Unfortunately, there are people working minimum-wage jobs who are trying to take care of families with those jobs. Fortunately, the hourly wage increase – which will rise to $15 in 2025 – is aimed to help just that type of individual.
But the world is significantly different than it was in 2019, when the increase was signed into law. The amount of optimism about the Illinois economy may have been excessive. But even the most pessimistic at the time had no suspicion of a worldwide pandemic and how it would impact each and every individual.

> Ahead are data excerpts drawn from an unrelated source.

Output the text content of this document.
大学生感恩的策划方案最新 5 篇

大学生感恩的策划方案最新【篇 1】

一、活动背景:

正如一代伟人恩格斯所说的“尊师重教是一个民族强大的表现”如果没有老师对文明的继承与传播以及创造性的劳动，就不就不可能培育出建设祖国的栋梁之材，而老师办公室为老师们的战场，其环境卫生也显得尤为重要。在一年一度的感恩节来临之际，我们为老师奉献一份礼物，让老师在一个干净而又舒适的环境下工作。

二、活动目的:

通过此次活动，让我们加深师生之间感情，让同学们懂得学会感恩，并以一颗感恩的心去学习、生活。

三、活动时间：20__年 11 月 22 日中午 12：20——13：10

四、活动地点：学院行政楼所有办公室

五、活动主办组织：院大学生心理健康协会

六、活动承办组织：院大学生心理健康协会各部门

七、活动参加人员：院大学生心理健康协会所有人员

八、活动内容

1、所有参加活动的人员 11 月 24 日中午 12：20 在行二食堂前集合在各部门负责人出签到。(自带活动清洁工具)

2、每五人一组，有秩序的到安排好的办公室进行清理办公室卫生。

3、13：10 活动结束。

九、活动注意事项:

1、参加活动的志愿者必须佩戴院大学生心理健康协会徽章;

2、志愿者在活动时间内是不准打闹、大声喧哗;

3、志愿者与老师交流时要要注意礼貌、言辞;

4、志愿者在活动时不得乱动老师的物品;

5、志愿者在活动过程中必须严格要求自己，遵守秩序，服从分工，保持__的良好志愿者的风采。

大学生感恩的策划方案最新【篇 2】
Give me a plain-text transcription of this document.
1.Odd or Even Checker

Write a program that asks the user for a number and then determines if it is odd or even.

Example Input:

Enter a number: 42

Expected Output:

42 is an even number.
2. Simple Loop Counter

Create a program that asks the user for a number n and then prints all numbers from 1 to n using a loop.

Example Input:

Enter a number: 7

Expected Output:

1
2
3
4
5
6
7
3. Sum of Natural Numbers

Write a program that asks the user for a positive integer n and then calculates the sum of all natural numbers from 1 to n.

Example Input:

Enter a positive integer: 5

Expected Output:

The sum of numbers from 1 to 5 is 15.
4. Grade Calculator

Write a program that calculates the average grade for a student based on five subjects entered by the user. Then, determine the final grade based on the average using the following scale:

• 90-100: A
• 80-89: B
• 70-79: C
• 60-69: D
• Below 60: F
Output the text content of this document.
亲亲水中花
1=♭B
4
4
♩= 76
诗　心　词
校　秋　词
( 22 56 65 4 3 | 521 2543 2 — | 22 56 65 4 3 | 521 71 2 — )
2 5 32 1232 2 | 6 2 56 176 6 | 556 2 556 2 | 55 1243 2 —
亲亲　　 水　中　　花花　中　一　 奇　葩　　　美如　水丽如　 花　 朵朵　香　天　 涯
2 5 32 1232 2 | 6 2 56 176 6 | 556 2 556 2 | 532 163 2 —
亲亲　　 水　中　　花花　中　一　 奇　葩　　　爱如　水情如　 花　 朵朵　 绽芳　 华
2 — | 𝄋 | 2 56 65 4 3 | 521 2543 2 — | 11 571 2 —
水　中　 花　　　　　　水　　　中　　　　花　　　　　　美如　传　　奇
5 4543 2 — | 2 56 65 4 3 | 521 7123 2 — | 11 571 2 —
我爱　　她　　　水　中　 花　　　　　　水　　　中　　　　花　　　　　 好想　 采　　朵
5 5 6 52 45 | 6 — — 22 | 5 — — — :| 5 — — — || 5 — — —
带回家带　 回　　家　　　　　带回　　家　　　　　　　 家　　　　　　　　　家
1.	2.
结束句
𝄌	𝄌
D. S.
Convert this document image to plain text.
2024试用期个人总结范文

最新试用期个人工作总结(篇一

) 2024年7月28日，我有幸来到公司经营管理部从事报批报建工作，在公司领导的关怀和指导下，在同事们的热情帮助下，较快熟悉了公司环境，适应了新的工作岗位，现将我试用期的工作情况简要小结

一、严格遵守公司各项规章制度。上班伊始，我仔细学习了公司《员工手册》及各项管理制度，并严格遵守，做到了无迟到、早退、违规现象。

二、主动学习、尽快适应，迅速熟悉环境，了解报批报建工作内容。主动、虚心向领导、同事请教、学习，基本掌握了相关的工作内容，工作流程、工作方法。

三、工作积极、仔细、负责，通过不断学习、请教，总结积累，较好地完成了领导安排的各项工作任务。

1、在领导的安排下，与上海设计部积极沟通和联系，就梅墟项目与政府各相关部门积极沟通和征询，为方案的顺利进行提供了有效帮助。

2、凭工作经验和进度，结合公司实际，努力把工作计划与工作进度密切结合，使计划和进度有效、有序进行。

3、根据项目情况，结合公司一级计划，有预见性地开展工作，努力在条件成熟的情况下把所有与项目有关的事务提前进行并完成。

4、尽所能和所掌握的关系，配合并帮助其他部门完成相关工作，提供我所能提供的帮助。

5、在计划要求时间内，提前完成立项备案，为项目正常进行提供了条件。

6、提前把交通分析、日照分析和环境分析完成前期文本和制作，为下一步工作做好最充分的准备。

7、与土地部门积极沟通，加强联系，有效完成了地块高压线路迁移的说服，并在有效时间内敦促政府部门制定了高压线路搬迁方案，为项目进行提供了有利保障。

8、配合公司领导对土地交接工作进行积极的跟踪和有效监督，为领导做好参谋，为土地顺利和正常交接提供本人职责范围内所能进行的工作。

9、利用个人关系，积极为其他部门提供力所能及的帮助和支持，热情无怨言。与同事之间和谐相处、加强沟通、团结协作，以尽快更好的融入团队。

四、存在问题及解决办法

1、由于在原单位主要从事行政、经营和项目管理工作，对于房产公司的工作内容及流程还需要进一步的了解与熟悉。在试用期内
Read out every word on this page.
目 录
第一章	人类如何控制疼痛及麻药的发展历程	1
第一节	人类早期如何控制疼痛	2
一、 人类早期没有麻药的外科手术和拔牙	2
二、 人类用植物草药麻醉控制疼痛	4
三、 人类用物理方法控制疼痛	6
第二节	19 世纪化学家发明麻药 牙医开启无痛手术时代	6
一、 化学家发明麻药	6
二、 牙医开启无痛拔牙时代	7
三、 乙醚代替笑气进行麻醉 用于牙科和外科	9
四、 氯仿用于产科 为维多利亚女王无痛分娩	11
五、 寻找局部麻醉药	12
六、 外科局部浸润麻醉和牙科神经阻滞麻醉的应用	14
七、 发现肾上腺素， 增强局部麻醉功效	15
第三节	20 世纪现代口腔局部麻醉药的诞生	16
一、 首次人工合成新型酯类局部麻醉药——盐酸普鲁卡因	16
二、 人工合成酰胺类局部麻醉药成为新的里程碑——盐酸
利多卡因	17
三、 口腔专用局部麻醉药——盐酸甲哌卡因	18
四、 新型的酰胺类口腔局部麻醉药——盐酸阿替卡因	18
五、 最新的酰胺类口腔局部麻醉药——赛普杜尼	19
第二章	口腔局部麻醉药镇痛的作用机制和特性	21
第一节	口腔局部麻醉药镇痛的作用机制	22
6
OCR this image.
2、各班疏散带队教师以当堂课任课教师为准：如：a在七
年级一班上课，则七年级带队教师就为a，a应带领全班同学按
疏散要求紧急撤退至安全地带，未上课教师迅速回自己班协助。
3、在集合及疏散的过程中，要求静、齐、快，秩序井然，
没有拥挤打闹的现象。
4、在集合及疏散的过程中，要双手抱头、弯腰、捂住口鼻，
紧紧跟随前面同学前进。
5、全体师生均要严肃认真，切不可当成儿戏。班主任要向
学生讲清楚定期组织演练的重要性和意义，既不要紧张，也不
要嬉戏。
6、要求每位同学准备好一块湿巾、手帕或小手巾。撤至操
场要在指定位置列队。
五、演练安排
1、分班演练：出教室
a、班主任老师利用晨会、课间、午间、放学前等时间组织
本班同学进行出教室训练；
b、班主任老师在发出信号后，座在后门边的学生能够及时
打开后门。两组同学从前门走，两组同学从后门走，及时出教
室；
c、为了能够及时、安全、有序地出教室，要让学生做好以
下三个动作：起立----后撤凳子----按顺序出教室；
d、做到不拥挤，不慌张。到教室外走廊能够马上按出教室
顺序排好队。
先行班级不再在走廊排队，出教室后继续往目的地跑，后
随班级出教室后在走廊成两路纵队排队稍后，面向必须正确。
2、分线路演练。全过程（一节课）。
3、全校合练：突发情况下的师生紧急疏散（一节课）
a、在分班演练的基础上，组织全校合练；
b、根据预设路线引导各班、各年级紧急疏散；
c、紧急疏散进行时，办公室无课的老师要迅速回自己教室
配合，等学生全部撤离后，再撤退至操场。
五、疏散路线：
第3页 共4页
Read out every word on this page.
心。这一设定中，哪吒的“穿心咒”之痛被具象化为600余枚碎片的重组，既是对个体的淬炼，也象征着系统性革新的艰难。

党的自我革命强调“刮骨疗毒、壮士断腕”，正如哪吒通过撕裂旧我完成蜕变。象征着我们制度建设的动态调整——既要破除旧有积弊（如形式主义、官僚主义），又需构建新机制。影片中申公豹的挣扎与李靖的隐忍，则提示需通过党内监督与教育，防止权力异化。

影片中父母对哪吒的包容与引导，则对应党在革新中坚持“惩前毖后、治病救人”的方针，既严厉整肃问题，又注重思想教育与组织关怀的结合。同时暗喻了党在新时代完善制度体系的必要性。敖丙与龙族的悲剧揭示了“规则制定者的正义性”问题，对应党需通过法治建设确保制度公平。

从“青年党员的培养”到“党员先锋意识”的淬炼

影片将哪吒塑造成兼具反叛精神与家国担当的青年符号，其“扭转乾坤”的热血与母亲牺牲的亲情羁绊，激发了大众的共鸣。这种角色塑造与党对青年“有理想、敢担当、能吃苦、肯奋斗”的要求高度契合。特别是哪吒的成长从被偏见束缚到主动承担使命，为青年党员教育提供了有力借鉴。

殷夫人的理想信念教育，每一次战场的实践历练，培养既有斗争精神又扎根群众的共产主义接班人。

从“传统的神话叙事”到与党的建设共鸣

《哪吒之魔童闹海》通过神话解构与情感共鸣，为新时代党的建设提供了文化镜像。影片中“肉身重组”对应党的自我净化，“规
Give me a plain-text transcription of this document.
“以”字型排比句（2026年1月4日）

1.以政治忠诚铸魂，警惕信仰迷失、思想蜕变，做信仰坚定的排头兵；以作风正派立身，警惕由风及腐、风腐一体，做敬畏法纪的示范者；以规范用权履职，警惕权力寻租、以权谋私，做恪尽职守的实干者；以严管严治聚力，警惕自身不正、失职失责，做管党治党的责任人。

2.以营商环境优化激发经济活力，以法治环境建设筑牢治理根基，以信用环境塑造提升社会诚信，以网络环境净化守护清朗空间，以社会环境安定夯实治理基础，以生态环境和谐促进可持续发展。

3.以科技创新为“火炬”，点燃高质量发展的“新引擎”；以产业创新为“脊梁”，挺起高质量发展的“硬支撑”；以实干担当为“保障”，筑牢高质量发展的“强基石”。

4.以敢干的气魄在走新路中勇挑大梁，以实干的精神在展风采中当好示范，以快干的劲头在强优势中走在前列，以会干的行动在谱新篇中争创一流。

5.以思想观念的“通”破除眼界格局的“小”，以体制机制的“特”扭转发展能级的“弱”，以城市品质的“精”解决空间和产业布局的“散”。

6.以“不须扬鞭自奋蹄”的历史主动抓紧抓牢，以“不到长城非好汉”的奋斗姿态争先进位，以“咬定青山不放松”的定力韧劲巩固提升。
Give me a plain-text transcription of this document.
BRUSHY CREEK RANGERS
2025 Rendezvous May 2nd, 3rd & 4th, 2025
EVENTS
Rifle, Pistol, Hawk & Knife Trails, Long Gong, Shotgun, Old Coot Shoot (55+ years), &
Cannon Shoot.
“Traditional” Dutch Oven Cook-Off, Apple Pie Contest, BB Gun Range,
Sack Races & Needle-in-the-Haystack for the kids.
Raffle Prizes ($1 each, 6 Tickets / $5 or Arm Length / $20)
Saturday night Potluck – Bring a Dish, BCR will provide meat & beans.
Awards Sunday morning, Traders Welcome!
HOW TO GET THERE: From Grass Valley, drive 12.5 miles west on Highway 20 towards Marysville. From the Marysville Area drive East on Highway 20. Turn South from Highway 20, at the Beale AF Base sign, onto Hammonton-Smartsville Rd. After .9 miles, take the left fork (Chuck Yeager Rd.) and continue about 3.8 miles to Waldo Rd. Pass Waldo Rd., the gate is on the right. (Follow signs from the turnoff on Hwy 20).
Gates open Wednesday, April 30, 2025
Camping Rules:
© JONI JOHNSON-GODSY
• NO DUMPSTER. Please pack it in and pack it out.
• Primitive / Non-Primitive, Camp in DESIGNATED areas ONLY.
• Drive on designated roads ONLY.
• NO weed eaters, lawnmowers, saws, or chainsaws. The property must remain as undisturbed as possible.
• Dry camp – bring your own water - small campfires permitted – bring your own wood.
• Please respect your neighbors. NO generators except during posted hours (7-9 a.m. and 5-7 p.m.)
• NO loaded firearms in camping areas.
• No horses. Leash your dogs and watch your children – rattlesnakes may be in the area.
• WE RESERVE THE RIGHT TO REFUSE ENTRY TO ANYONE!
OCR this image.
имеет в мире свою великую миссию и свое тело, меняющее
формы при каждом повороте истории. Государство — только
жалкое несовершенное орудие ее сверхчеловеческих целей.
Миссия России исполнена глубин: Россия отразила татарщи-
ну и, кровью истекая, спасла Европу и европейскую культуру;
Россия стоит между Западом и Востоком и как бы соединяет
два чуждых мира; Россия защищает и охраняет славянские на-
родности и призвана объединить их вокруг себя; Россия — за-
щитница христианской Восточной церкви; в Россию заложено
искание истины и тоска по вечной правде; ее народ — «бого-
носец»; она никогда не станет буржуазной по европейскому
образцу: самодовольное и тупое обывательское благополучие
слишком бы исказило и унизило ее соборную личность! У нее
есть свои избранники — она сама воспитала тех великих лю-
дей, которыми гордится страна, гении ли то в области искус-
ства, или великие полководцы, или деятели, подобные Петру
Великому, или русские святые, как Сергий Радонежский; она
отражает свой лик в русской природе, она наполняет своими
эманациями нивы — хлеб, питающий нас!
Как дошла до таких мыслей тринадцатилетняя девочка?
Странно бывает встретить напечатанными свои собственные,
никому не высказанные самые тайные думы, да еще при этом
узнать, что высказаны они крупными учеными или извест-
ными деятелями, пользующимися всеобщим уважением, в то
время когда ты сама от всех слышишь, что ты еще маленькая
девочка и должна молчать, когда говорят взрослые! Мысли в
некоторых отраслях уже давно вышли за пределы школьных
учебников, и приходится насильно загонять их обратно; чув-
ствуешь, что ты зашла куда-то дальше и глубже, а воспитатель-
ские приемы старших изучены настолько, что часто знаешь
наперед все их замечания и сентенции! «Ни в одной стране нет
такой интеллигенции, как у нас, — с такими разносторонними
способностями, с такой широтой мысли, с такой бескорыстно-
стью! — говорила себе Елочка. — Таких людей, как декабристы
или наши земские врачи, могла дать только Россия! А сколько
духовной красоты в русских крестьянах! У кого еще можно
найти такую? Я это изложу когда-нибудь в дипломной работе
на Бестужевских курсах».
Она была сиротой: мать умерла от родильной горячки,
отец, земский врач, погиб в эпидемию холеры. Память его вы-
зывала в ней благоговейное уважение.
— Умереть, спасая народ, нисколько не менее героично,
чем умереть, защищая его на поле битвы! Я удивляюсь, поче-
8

This worst-case scenario piles on to many of the fears opponents of the increase cited in their arguments against it. An increase in the minimum wage wasn’t necessarily going to add to the numbers of the employed. Small businesses might struggle with finances if their costs to operate rose too high.
The double whammy was COVID-19 and the forced shutdown of many businesses. Struggles to cope with the new world combined with a wholesale change in the economy, and some businesses closed. As pandemic restrictions were loosened, business owners dug into their bags of tricks and found innovative ways to attract customers. They had fewer employees and fewer customers, but they were surviving.
Then came the triple whammy of the second wave and closures. Those who barely survived the first wave closed their doors.
Now they weren’t employing anyone.
Optimism will be required for businesses to reopen. Effort will be required for them to be successful. An increase in labor costs will add to the struggle.
Increasing the minimum pay to $11 an hour doesn’t begin and end with entry-level positions. There are certainly employees who hired in at lower wages and now are making $11 an hour now. Does an employer just leave those employees at that rate, and hire someone new who will be making the same amount as an employee with a year of experience?
While many businesses suffer, the ones who can least afford the expense will be hit the hardest. And the businesses hit the hardest are the ones minimum wage workers seek out.
Or perhaps not. Unemployment benefits can be, in some cases, beneficial enough that workers are disincentivized to apply for jobs. That was already shown during the lockdowns and stimulus bills earlier this year.
The arrival of the minimum wage increase is a blessing. Higher pay for workers is always preferable. But those increases often come at a cost, and the cost right now will at least initially cause a portion of pain.